Vale, anche in questo caso, il principio di collaborazione e buona fede che perfino il Codice Civile prevede come obbligo per le parti di un contratto.

E dunque, se v’è stato un errore che ha indotto il contribuente a pagare più di quanto era dovuto, è giusto che il fisco ne prenda atto e restituisca quanto è stato pagato in eccesso.

L’istanza di rimborso, fuori del caso in cui il Fisco abbia notificato un accertamento, deve essere presentata entro 48 mesi o, nel caso di dichiarazione integrativa (cioè quella nella quale, si correggono eventuali errori, nel termine di un anno dalla scadenza della dichiarazione successiva a quella errata.

L’identica questione è stata però interpretata in altro modo da parte della stessa Cassazione.[3]

Essa ha ritenuto che la rettifica delle dichiarazioni riguarda solo gli errori in favore del fisco e non anche quelli che potrebbero avvantaggiare il contribuente il quale, eventualmente, può integrare la dichiarazione errata nel biennio successivo alla scadenza del termine per la dichiarazione.

In sede di ricorso tributario – si afferma – l’errore potrebbe valere per compensare le maggiori imposte richieste, ma non legittimare un’istanza di rimborso.
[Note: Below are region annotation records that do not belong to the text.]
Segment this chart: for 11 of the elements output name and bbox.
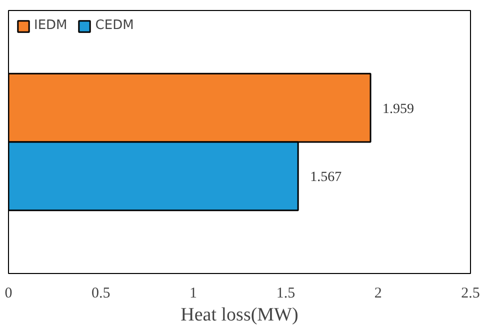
legend-label: CEDM: [95, 18, 134, 33]
data-label: 1.959: [382, 102, 414, 117]
x-tick-label: 0.5: [92, 286, 110, 302]
x-tick-label: 0: [4, 286, 12, 302]
x-tick-label: 1.5: [276, 286, 296, 302]
x-tick-label: 1: [190, 286, 198, 302]
legend-label: IEDM: [34, 18, 68, 33]
x-axis-title: Heat loss(MW): [180, 304, 298, 326]
x-tick-label: 2.5: [461, 286, 480, 302]
data-label: 1.567: [310, 170, 342, 186]
x-tick-label: 2: [374, 286, 382, 302]
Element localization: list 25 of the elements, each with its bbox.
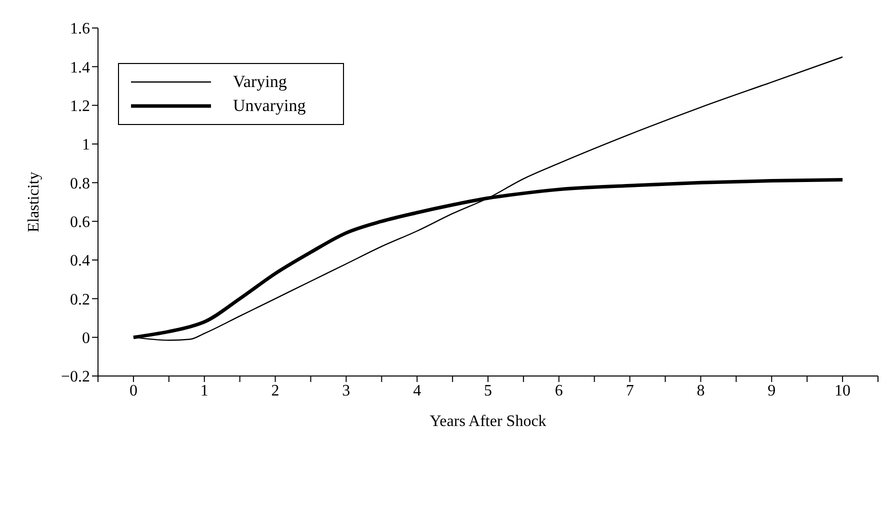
- legend-label: Unvarying: [233, 96, 306, 116]
- x-tick-label: 3: [342, 382, 350, 400]
- x-tick-label: 2: [271, 382, 280, 400]
- y-tick-label: 0.6: [70, 214, 90, 232]
- y-axis-title: Elasticity: [26, 172, 43, 232]
- y-tick-label: −0.2: [60, 368, 90, 386]
- y-tick-label: 0.8: [70, 175, 90, 192]
- x-tick-label: 4: [413, 382, 422, 400]
- x-tick-label: 7: [626, 382, 634, 400]
- legend-label: Varying: [233, 72, 287, 92]
- y-tick-label: 1.2: [70, 98, 90, 116]
- y-tick-label: 0.2: [70, 291, 90, 308]
- x-tick-label: 5: [484, 382, 492, 400]
- x-tick-label: 10: [834, 382, 851, 400]
- x-tick-label: 6: [554, 382, 563, 400]
- y-tick-label: 0: [82, 330, 90, 348]
- x-tick-label: 0: [129, 382, 138, 400]
- x-axis-title: Years After Shock: [430, 413, 546, 430]
- x-tick-label: 8: [696, 382, 705, 400]
- y-tick-label: 1.4: [70, 59, 90, 76]
- x-tick-label: 1: [200, 382, 208, 400]
- x-tick-label: 9: [768, 382, 776, 400]
- y-tick-label: 1: [82, 136, 90, 154]
- y-tick-label: 0.4: [70, 252, 90, 270]
- y-tick-label: 1.6: [70, 20, 90, 38]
Altrimenti si opererebbe una interpretazione contraria all’intenzione del legislatore. [4]

Sulla questione, dunque, i Giudici della Cassazione ritengono necessario un pronunciamento chiaro delle Sezioni Unite affinché venga deciso un orientamento uniforme.

Un orientamento che, ad avviso di chi scrive, dovrà ratificare la necessità di un nuovo rapporto tra fisco e cittadini: un rapporto nel quale non è concepibile l’atteggiamento opportunista di chi vuole approfittare degli errori dell’altro per ricavarne un vantaggio.

Lo prevede già il Codice Civile nei rapporti tra privati!

note

[1] Cass., Ordinanza interlocutoria n. 18383 del 18.09.2015

[2] Cass. sent. n. 5947/2015; Cass. sent. n. 6665/2015.

[3] Cass., sent. n. 4238/2004

[4] Cass. sent. n. 24929/2013; Cass. sent. n. 454/2014).